Help Your Volunteers Feel Safe
If your program continues with in-person shifts, ensure your volunteers feel safe with these three tips:
- Prepare your volunteer space. Set up hand sanitizer and handwashing stations. Print out and hang up CDC guidelines for effective handwashing and sanitation. Dedicate extra time for cleaning your spaces, and provide personal protective equipment when necessary.
- Be aware of your vulnerable populations. Support your volunteers who may be more vulnerable to COVID-19, especially older participants. If you think it’s in your volunteers’ best interest to volunteer from home, make them feel valued and let them know about other opportunities to volunteer remotely. Provide them with the necessary training to do so. Your program may also work directly with vulnerable populations and it’s important to consider what your policies will be regarding masking, testing, quarantine, and vaccination status for volunteers and employees. Clarity on policies supports your program in continuing to effectively move forward during uncertain times.
- Be responsive. Your volunteers probably have lots of questions. Even if you don’t have all the answers, you can help your volunteers feel safe by simply being responsive to their concerns and questions. Carve out extra time in your day to communicate with your volunteers on a personal level.
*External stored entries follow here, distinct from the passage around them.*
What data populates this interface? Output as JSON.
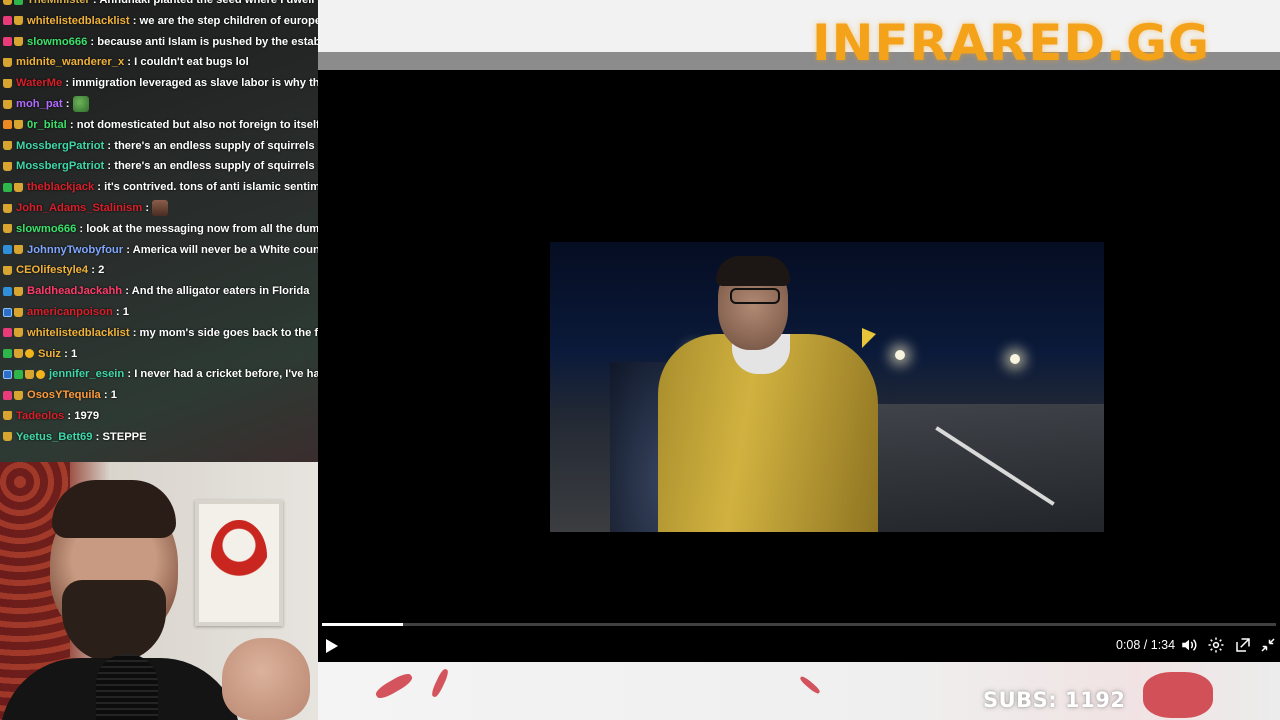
{
  "brand": {
    "text": "INFRARED.GG",
    "color": "#f4a21a"
  },
  "chat": {
    "lines": [
      {
        "badges": [
          "crown",
          "green"
        ],
        "user": "TheMinister",
        "user_color": "#d8b04a",
        "message": "Annunaki planted the seed where I dwell"
      },
      {
        "badges": [
          "pink",
          "crown"
        ],
        "user": "whitelistedblacklist",
        "user_color": "#f0b23a",
        "message": "we are the step children of europe"
      },
      {
        "badges": [
          "pink",
          "crown"
        ],
        "user": "slowmo666",
        "user_color": "#3be06a",
        "message": "because anti Islam is pushed by the establis"
      },
      {
        "badges": [
          "crown"
        ],
        "user": "midnite_wanderer_x",
        "user_color": "#f0b23a",
        "message": "I couldn't eat bugs lol"
      },
      {
        "badges": [
          "crown"
        ],
        "user": "WaterMe",
        "user_color": "#d81f2a",
        "message": "immigration leveraged as slave labor is why there'"
      },
      {
        "badges": [
          "crown"
        ],
        "user": "moh_pat",
        "user_color": "#b16cff",
        "message": "",
        "emote": "pepe"
      },
      {
        "badges": [
          "orange",
          "crown"
        ],
        "user": "0r_bital",
        "user_color": "#3be06a",
        "message": "not domesticated but also not foreign to itself"
      },
      {
        "badges": [
          "crown"
        ],
        "user": "MossbergPatriot",
        "user_color": "#3fd6a8",
        "message": "there's an endless supply of squirrels and"
      },
      {
        "badges": [
          "crown"
        ],
        "user": "MossbergPatriot",
        "user_color": "#3fd6a8",
        "message": "there's an endless supply of squirrels and"
      },
      {
        "badges": [
          "green",
          "crown"
        ],
        "user": "theblackjack",
        "user_color": "#d81f2a",
        "message": "it's contrived. tons of anti islamic sentimer"
      },
      {
        "badges": [
          "crown"
        ],
        "user": "John_Adams_Stalinism",
        "user_color": "#d81f2a",
        "message": "",
        "emote": "face"
      },
      {
        "badges": [
          "crown"
        ],
        "user": "slowmo666",
        "user_color": "#3be06a",
        "message": "look at the messaging now from all the duml"
      },
      {
        "badges": [
          "blue",
          "crown"
        ],
        "user": "JohnnyTwobyfour",
        "user_color": "#7fa7ff",
        "message": "America will never be a White country"
      },
      {
        "badges": [
          "crown"
        ],
        "user": "CEOlifestyle4",
        "user_color": "#f0b23a",
        "message": "2"
      },
      {
        "badges": [
          "blue",
          "crown"
        ],
        "user": "BaldheadJackahh",
        "user_color": "#ff3b6a",
        "message": "And the alligator eaters in Florida"
      },
      {
        "badges": [
          "blueframe",
          "crown"
        ],
        "user": "americanpoison",
        "user_color": "#d81f2a",
        "message": "1"
      },
      {
        "badges": [
          "pink",
          "crown"
        ],
        "user": "whitelistedblacklist",
        "user_color": "#f0b23a",
        "message": "my mom's side goes back to the foui"
      },
      {
        "badges": [
          "green",
          "crown",
          "gold"
        ],
        "user": "Suiz",
        "user_color": "#f0b23a",
        "message": "1"
      },
      {
        "badges": [
          "blueframe",
          "green",
          "crown",
          "gold"
        ],
        "user": "jennifer_esein",
        "user_color": "#3fd6a8",
        "message": "I never had a cricket before, I've had s"
      },
      {
        "badges": [
          "pink",
          "crown"
        ],
        "user": "OsosYTequila",
        "user_color": "#ff9a3a",
        "message": "1"
      },
      {
        "badges": [
          "crown"
        ],
        "user": "Tadeolos",
        "user_color": "#d81f2a",
        "message": "1979"
      },
      {
        "badges": [
          "crown"
        ],
        "user": "Yeetus_Bett69",
        "user_color": "#3fd6a8",
        "message": "STEPPE"
      }
    ]
  },
  "player": {
    "current_time": "0:08",
    "duration": "1:34",
    "time_display": "0:08 / 1:34",
    "progress": 0.085,
    "icons": {
      "play": "play-icon",
      "volume": "volume-icon",
      "settings": "gear-icon",
      "popout": "popout-icon",
      "fullscreen": "exit-fullscreen-icon"
    }
  },
  "subs": {
    "label": "SUBS:",
    "count": "1192",
    "text": "SUBS: 1192"
  }
}
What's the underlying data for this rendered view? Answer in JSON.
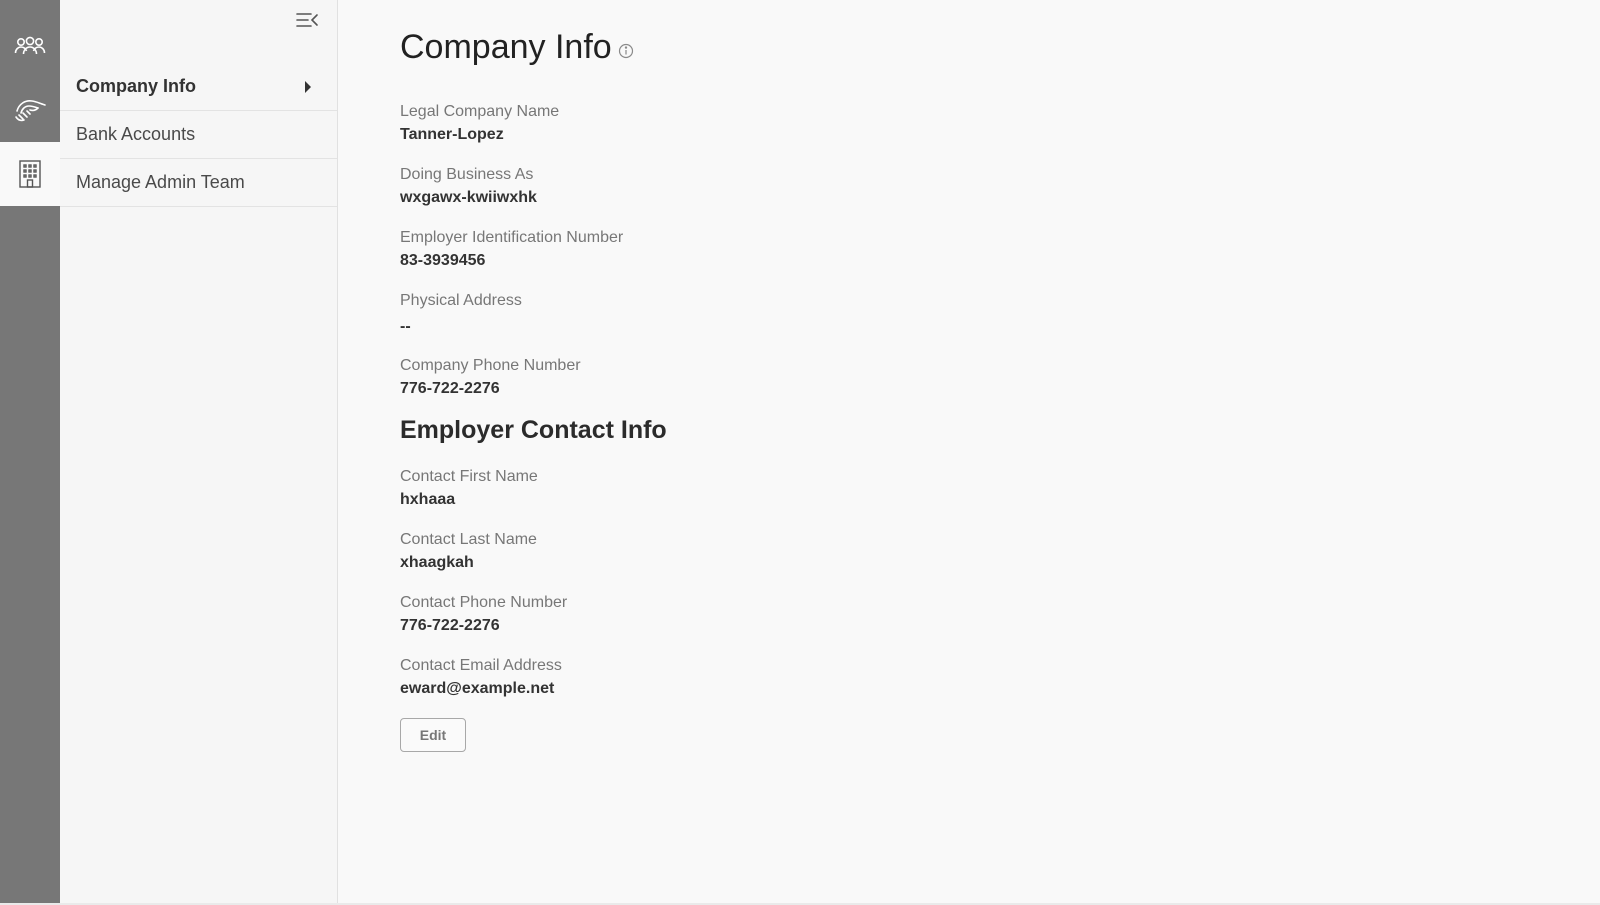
{
  "rail": {
    "items": [
      {
        "icon": "team-icon",
        "active": false
      },
      {
        "icon": "handshake-icon",
        "active": false
      },
      {
        "icon": "building-icon",
        "active": true
      }
    ]
  },
  "subnav": {
    "collapse_icon": "collapse-menu-icon",
    "items": [
      {
        "label": "Company Info",
        "active": true
      },
      {
        "label": "Bank Accounts",
        "active": false
      },
      {
        "label": "Manage Admin Team",
        "active": false
      }
    ]
  },
  "main": {
    "title": "Company Info",
    "company_fields": [
      {
        "label": "Legal Company Name",
        "value": "Tanner-Lopez"
      },
      {
        "label": "Doing Business As",
        "value": "wxgawx-kwiiwxhk"
      },
      {
        "label": "Employer Identification Number",
        "value": "83-3939456"
      },
      {
        "label": "Physical Address",
        "value": "--"
      },
      {
        "label": "Company Phone Number",
        "value": "776-722-2276"
      }
    ],
    "contact_heading": "Employer Contact Info",
    "contact_fields": [
      {
        "label": "Contact First Name",
        "value": "hxhaaa"
      },
      {
        "label": "Contact Last Name",
        "value": "xhaagkah"
      },
      {
        "label": "Contact Phone Number",
        "value": "776-722-2276"
      },
      {
        "label": "Contact Email Address",
        "value": "eward@example.net"
      }
    ],
    "edit_label": "Edit"
  },
  "colors": {
    "rail_bg": "#777777",
    "subnav_bg": "#f6f6f6",
    "page_bg": "#f9f9f9"
  }
}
Try hosting an online volunteer Q&A session to answer questions at one time while maintaining a sense of community and connection.
Remember, just like your service recipients, volunteers will look to your program for stability and positivity when events seem unpredictable. You can reassure your volunteers and maintain morale by keeping lines of communication open, acknowledging concerns, and practicing recommended health and safety measures.
Together, we can face the current challenges and continue to make a positive impact in our communities.